Like the previous two legs, this section offered its own unique aspects as will be detailed. We chose to make our start/finish point of the last hike the turn-around point, as this allowed us to read the trail description in the forward direction rather than the reverse direction. The terrain was varied; from steep hillside ravines to low-lying flat flood plains. The air was brisk and had an autumn-like quality to it and we definitely saw the season beginning to turn.
We parked the car just off of Plover Mills Road and headed out along the edge of a farm pasture under the curious eyes of some grazing cattle. The trail soon went into the woods and alternated back out into open grassy areas. As we made our way, the trail started to traverse along steeper hillsides with ravines cutting through. Every one of these ravines had a bridge crossing it, so that made it easy to get across. Likewise, in the low-lying grassy areas, several boardwalks kept us up and over the wet marshy ground. In all, we counted a total of 16 bridges and/or boardwalks that were in place for the hiker’s convenience and all thanks to one generous donor who had provided the materials for their construction.
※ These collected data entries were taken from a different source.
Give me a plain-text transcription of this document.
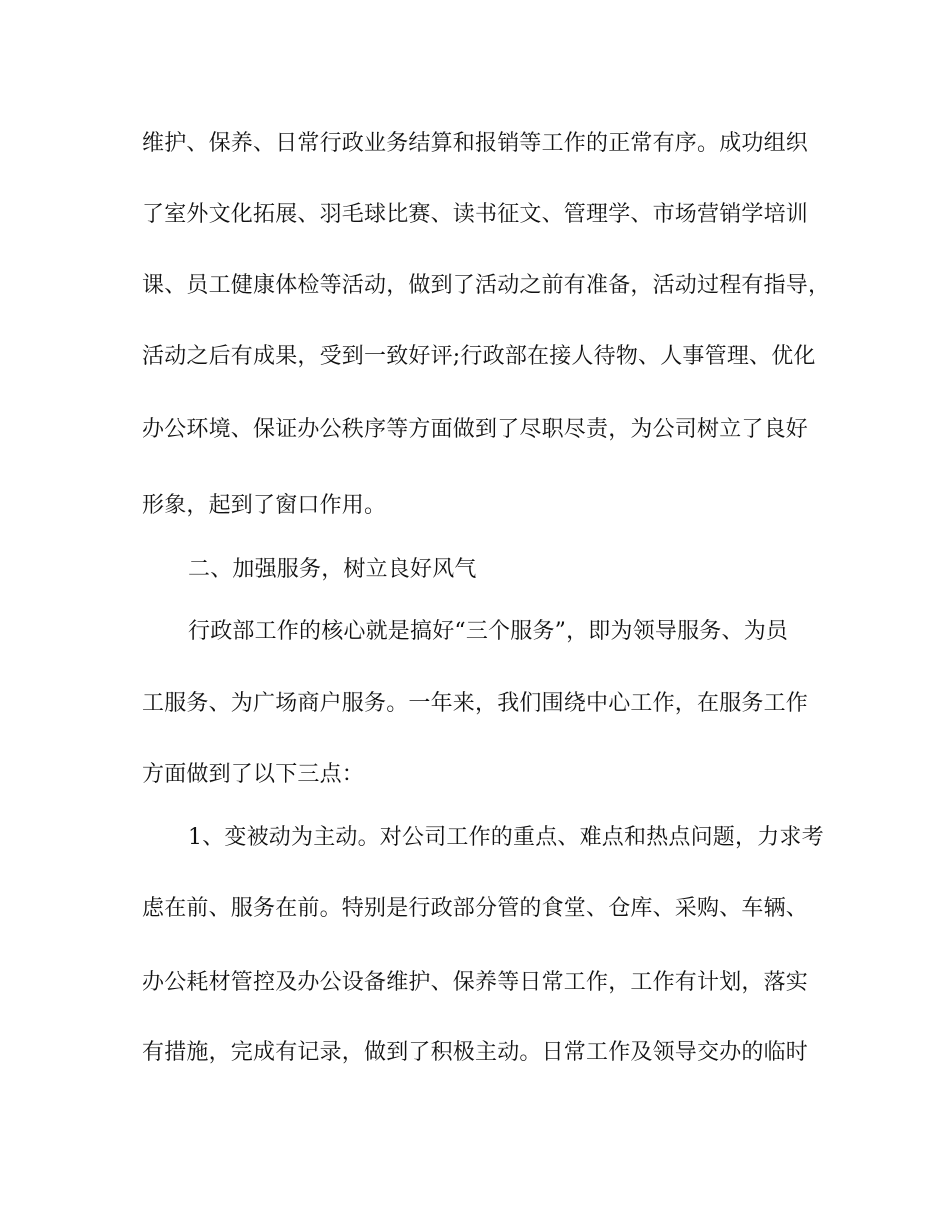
维护、保养、日常行政业务结算和报销等工作的正常有序。成功组织
了室外文化拓展、羽毛球比赛、读书征文、管理学、市场营销学培训
课、员工健康体检等活动，做到了活动之前有准备，活动过程有指导，
活动之后有成果，受到一致好评;行政部在接人待物、人事管理、优化
办公环境、保证办公秩序等方面做到了尽职尽责，为公司树立了良好
形象，起到了窗口作用。
二、加强服务，树立良好风气
行政部工作的核心就是搞好“三个服务”，即为领导服务、为员
工服务、为广场商户服务。一年来，我们围绕中心工作，在服务工作
方面做到了以下三点：
1、变被动为主动。对公司工作的重点、难点和热点问题，力求考
虑在前、服务在前。特别是行政部分管的食堂、仓库、采购、车辆、
办公耗材管控及办公设备维护、保养等日常工作，工作有计划，落实
有措施，完成有记录，做到了积极主动。日常工作及领导交办的临时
While the trees weren’t giving much indication with regards to the looming approach of fall, there were other signs that were apparent. The brilliant glow of the goldenrod with the contrast of the majestic purple of the wild asters was out in full force. Some late blooming black-eyed Susan along with these tall stalked yellow blooming wild flower added more colour to the trailside as well.
The trail guide advised us to watch for some large boulders that would have been deposited by the glaciers twenty-five thousand years ago. We found those as well as some even larger ones....amazing!
One particular section of the trail passed through what was obviously a floodplain, making one realize that in spite of its often bucolic demeanour, the Thames River can be a force that also demands respect.
Soon we could hear the sound of vehicles zipping along Highway 7 and we knew we were close to the turn-around. This was the first time we have had to cross the river along the trail and the bridge offered a good vantage point for some lovely views of the lazy river. We made our way across the bridge, touched the sign post of the start/finish point of the last leg, and then headed back.
Shortly after turning around, we found a spot to sit and eat our lunch. During that brief stop, we encountered another hiker on the trail—a young woman out walking her dog—something she said that she did regularly along this section of the trail. She seemed just as surprised to see us as this does not seem to be a section of the trail that gets many passersby. So far, other than her and one other couple that we passed going the opposite direction that day, that has been the only other hikers we’ve seen.
Another visitor that we had during our break was this Praying Mantis. It seemed to have some kind of an affinity to me because no matter what I did to try and escape from it, it always found me yet again. Good thing I’m not too squeamish about things like that!
When we were almost back to the car, we came upon this little fellow, sunning himself on the trail. He was so small that we nearly stepped on him—good thing we didn’t! If you look closely enough, you can see some of the river mud still caked on him. The Thames is home to the snapping turtle species—one that is listed as a “Species of Special Concern” due to its late breeding age and survival challenges for eggs and the hatched young. It’s always a good sign of health for a river when there are turtles; hopefully this is a sign of their comeback on the river.
Before finishing off this very long trek, we checked to see where we might possibly pick up the next leg, if we decide to start from this end. I felt tired after being out for almost 5 hours, but not as tired as I was after the first leg, which was much shorter. Perhaps I’m building up my hiker’s endurance factor? At any rate, exploring the TVT to this point in time has been rewarding on many levels indeed!